Our study has several limitations. First, this survey was completed online using a convenience sampling method. Only people having logging into their accounts on the JD Health APP could take part in the survey, meaning that the people being less technology literate may not be able to attend the survey. Therefore, the representativeness and the generalizability of the findings might be limited due to the restriction of entering the survey and its sampling method, although this study was geographically extensive and had a large sample size. Second, the total quantity of the APP users having opened the survey link was not recorded in our study, leaving the response rate unknown. Third, all the demographic data or mental health symptoms in the survey were self-reported, which may lead to some bias. Fourth, this was a cross-sectional study, so the associations between mental health symptoms and risk factors could not be considered as causal relationships. Finally, our findings suggested the possibility that insomnia symptoms tended to become chronic. However, further studies, especially follow-up studies, are required to draw these conclusions.
Conclusion
In our study, 30.9% of participants in the Chinese general public reported insomnia symptoms after the COVID-19 epidemic had been initially controlled. When providing precise interventions for insomnia, extra attention should be paid to the individuals who are male, elderly, and smokers and those with psychiatric disorder history, with friends or colleagues infected, with psychological symptoms and with poor social support.
Acknowledgment
We would like to thank all the individuals and organizations that are contributing to this research. Firstly, to Nanfang Hospital of Southern Medical University for the support in the whole process.
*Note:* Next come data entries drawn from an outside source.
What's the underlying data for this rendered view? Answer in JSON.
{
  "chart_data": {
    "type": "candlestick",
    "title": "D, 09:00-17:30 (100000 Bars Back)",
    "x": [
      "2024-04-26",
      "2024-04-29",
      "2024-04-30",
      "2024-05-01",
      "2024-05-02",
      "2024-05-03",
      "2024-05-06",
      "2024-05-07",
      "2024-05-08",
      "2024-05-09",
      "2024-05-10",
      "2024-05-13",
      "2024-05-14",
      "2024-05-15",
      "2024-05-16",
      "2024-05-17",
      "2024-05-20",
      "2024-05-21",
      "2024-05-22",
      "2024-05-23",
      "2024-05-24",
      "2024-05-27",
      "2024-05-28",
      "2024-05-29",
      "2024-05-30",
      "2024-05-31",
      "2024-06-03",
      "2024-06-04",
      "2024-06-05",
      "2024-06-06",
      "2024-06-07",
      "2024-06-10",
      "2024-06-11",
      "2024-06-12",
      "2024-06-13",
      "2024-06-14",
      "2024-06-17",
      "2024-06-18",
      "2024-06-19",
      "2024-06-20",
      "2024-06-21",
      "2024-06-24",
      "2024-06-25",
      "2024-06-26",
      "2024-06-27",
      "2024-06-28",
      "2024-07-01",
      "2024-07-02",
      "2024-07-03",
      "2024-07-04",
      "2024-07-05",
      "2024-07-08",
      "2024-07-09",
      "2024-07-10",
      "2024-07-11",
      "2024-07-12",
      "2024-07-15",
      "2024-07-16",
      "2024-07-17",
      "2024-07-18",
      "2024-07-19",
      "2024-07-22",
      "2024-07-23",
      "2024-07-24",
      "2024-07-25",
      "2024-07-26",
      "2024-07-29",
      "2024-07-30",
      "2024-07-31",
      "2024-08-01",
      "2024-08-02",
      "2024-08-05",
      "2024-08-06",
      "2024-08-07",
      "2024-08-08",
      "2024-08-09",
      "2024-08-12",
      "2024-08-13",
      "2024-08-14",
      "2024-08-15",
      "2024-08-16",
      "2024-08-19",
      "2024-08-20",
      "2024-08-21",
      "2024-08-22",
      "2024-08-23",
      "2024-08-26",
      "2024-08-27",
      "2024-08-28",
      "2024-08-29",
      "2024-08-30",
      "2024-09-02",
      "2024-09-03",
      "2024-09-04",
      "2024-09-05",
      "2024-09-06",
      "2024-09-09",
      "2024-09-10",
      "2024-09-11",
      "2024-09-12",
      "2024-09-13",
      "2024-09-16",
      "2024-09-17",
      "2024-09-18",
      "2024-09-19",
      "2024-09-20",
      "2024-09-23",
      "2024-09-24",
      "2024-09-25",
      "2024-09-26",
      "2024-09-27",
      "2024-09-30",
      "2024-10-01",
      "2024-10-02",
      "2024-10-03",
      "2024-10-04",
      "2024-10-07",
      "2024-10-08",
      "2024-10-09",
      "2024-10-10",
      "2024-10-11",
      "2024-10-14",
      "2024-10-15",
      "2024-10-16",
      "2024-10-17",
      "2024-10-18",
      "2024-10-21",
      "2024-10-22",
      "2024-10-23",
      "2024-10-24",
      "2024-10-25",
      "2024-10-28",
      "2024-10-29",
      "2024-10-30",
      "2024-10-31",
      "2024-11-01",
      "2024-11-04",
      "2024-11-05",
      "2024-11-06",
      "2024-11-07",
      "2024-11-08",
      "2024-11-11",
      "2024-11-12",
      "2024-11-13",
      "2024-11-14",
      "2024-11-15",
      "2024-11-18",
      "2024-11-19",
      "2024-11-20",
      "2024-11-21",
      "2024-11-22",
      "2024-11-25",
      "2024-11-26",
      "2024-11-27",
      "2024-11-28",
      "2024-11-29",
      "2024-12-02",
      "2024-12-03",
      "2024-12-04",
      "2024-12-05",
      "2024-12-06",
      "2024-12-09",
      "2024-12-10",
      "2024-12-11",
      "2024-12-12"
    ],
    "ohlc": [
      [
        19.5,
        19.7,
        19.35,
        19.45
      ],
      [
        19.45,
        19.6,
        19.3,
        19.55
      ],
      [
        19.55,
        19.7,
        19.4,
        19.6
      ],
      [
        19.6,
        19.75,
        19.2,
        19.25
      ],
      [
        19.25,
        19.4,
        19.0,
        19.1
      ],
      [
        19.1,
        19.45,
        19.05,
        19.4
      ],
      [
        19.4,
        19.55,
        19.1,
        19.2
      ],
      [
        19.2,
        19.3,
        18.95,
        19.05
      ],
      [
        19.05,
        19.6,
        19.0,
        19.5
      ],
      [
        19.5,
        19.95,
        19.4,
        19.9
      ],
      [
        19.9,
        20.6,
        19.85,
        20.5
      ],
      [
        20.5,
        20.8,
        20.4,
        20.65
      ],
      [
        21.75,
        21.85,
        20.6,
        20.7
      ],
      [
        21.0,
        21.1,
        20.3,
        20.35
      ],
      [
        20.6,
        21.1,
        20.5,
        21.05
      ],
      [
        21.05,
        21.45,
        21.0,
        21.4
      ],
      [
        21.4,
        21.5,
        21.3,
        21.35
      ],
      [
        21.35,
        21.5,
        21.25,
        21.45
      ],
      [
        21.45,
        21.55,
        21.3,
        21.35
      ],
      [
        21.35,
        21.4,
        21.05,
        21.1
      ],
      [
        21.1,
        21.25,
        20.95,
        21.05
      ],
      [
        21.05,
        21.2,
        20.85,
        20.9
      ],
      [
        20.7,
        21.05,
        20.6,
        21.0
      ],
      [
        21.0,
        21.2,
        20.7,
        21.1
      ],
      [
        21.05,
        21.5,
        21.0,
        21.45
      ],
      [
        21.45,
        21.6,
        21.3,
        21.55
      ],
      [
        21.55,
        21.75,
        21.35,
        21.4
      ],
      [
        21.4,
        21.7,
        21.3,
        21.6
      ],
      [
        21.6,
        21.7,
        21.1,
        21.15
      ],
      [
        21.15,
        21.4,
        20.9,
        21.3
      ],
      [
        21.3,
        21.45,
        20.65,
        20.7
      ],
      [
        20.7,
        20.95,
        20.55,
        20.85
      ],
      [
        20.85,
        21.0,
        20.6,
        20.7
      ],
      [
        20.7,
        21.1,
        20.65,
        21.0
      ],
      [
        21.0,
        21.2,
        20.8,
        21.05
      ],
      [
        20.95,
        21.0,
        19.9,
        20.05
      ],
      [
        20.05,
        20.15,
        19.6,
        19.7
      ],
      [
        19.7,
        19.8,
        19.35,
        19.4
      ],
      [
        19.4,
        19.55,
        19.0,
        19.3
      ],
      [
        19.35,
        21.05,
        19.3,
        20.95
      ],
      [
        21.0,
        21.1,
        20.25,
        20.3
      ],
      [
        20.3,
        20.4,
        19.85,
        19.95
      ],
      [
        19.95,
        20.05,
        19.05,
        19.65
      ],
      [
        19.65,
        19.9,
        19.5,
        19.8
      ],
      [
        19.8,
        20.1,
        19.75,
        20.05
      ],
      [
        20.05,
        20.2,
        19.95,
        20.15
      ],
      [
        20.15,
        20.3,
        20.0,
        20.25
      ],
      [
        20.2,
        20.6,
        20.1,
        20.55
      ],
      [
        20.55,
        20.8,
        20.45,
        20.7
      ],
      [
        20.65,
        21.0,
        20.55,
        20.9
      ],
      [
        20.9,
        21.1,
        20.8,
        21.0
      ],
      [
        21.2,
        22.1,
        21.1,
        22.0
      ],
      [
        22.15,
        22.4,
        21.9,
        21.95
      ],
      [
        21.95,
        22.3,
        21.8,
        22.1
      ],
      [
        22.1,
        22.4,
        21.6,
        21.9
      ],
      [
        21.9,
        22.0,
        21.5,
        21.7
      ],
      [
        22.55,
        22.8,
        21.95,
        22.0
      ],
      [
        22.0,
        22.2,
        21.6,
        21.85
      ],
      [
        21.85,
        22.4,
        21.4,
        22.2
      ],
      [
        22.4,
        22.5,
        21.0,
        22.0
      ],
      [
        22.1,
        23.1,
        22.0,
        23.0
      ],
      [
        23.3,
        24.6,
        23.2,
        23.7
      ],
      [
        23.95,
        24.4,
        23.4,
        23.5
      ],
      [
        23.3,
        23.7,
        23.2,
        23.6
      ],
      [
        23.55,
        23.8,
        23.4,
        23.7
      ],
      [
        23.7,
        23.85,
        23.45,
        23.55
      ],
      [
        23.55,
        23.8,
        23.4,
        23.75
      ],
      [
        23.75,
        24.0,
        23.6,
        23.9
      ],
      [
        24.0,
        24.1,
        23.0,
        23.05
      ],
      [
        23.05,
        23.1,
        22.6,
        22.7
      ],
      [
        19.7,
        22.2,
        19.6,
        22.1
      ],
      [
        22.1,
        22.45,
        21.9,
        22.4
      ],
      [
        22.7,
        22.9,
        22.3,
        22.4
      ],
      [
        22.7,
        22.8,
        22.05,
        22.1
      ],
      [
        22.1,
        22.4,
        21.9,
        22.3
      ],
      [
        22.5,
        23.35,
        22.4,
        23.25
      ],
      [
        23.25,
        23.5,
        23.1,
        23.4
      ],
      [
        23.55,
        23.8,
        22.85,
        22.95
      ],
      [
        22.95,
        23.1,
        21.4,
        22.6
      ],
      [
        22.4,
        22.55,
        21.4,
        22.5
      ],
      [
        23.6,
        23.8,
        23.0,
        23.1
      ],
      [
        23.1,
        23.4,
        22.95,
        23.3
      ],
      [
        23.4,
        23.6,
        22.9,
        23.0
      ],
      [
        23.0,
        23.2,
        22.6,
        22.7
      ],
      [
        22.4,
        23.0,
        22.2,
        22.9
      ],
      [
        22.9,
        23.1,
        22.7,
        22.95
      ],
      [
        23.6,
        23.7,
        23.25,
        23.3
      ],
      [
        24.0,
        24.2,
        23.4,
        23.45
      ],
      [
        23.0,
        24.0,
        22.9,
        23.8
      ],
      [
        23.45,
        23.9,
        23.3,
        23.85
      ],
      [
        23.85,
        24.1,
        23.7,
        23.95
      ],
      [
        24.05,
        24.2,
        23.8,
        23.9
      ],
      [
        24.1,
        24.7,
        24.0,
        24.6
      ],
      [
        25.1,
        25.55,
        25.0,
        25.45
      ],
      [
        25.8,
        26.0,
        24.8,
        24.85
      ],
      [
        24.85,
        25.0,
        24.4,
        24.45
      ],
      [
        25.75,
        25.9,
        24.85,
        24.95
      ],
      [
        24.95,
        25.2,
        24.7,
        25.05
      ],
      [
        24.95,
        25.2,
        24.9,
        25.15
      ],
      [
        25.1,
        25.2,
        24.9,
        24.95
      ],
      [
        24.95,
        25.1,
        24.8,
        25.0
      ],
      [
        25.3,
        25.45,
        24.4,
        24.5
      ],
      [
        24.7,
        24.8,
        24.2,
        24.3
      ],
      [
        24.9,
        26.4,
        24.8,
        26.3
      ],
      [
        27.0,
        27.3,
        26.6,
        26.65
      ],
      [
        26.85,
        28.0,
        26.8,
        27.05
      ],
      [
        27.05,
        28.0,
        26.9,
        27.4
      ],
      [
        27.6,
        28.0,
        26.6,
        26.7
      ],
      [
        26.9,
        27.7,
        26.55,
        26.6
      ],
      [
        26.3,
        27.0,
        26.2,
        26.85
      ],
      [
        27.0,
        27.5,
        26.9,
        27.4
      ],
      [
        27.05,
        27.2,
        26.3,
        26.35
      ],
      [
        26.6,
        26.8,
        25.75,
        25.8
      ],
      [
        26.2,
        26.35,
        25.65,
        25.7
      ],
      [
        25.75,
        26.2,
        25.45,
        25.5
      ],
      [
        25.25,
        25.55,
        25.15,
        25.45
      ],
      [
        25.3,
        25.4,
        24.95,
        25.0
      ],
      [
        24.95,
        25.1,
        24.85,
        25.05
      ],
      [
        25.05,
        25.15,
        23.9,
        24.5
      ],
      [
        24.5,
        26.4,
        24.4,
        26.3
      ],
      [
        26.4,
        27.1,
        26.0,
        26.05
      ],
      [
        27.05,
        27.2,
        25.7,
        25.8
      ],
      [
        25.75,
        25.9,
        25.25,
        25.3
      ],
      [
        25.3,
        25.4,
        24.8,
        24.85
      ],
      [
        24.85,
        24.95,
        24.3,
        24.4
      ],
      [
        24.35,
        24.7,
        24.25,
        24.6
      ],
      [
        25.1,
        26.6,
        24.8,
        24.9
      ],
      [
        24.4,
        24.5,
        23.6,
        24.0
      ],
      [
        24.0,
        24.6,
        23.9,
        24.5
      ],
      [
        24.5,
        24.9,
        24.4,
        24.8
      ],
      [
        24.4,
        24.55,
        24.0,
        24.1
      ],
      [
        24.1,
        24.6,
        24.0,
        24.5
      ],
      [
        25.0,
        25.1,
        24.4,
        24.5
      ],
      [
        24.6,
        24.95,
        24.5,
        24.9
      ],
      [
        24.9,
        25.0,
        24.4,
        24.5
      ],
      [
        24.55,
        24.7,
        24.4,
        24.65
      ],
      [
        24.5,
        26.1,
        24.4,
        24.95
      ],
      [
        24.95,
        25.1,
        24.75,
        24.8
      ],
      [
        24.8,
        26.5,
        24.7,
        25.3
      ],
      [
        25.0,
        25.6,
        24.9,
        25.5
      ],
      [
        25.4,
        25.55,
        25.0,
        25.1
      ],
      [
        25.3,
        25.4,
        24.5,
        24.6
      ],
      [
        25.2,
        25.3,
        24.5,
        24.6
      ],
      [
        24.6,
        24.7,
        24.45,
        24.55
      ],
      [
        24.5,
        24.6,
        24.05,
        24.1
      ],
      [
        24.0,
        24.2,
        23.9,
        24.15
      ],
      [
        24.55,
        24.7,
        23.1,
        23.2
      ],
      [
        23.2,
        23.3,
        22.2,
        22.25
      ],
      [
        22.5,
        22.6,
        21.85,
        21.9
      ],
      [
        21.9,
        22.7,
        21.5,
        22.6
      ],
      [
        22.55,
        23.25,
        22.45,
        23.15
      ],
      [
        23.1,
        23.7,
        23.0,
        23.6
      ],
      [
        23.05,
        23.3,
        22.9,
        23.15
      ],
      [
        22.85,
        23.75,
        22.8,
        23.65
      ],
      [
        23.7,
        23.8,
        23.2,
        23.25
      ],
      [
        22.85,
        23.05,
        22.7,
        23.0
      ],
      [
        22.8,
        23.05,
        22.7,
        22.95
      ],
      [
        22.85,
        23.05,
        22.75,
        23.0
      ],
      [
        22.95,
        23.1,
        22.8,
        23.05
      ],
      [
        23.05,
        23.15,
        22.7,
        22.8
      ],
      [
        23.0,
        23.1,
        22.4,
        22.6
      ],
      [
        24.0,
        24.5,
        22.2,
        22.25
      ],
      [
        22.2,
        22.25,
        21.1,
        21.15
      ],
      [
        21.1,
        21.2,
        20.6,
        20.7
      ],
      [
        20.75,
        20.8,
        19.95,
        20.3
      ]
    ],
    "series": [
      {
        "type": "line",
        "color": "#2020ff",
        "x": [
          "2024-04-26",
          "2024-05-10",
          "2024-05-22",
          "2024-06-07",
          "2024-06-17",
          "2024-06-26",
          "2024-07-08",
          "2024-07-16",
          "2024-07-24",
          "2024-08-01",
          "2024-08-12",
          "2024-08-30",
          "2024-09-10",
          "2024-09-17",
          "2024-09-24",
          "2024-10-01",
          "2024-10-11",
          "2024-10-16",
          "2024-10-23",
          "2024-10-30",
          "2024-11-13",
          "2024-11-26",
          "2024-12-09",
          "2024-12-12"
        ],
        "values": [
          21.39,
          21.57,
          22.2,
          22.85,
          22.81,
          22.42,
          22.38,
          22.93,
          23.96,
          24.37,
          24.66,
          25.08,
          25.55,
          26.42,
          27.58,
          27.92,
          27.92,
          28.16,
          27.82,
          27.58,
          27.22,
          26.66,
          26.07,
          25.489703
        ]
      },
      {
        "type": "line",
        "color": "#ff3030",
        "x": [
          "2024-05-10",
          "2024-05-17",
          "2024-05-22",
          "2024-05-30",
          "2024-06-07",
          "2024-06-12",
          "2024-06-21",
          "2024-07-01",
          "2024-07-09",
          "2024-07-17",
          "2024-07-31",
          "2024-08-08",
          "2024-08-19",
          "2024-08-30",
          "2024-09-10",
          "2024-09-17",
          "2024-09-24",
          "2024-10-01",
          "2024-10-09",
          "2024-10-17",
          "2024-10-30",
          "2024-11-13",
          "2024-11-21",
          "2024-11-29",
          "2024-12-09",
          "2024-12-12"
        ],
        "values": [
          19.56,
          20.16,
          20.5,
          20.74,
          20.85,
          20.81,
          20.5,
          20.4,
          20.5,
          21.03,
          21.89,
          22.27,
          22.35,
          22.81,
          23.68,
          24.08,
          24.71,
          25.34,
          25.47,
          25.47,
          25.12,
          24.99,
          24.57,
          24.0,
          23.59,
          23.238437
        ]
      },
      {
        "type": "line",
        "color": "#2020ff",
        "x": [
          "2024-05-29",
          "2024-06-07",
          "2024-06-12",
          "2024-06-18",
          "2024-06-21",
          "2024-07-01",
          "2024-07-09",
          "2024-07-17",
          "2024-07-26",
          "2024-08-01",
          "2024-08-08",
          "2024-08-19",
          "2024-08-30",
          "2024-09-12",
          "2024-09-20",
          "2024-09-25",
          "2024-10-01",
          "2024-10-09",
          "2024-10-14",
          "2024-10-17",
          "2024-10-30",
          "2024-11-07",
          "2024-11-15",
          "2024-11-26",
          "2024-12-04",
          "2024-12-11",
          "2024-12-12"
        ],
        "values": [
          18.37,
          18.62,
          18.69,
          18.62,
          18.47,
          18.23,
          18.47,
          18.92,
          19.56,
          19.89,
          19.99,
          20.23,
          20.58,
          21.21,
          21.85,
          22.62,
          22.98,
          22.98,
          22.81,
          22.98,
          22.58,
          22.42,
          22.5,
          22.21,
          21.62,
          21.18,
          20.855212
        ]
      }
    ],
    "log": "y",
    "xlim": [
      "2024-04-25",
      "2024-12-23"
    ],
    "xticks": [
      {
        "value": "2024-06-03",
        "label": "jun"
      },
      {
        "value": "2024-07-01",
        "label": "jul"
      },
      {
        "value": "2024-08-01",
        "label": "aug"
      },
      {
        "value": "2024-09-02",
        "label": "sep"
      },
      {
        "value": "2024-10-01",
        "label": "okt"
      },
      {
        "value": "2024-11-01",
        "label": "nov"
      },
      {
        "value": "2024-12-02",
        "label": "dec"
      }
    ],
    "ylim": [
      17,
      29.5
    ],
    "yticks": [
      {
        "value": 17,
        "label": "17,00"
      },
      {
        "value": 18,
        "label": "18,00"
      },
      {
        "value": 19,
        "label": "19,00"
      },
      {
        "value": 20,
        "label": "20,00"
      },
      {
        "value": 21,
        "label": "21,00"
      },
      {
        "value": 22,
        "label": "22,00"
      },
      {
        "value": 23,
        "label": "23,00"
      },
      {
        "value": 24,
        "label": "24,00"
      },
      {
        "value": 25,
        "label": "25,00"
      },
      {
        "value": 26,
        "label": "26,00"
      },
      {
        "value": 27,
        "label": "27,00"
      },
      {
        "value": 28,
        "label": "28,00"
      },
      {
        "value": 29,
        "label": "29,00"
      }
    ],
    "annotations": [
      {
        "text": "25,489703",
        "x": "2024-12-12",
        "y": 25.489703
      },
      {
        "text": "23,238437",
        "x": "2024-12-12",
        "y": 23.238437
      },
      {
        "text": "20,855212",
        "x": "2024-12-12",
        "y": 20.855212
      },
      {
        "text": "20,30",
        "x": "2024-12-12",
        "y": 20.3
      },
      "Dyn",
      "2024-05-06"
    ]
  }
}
Secondly, to Renmin Hospital of Wuhan University for their support and participating in the study.
Funding Statement
This study was funded by grant 82071488 from the National Natural Science Foundation of China, grant 2018YFC1314600 from the National Key R&D Program of China, grant 2019Z014 from the President Foundation of Nanfang Hospital, Southern Medical University, and grant CX2018N018 from the Scientific Research Initiation Program of Southern Medical University.
Abbreviations
COVID-19, Corona Virus Disease 2019; ISI, Insomnia Severity Index; PHQ-9, Patient Health Questionnaire-9; SSS-8, Somatic Symptom Scale-8; IES-R, Impact of Events Scale-Revised.
Disclosure
The authors report no conflicts of interest in this work.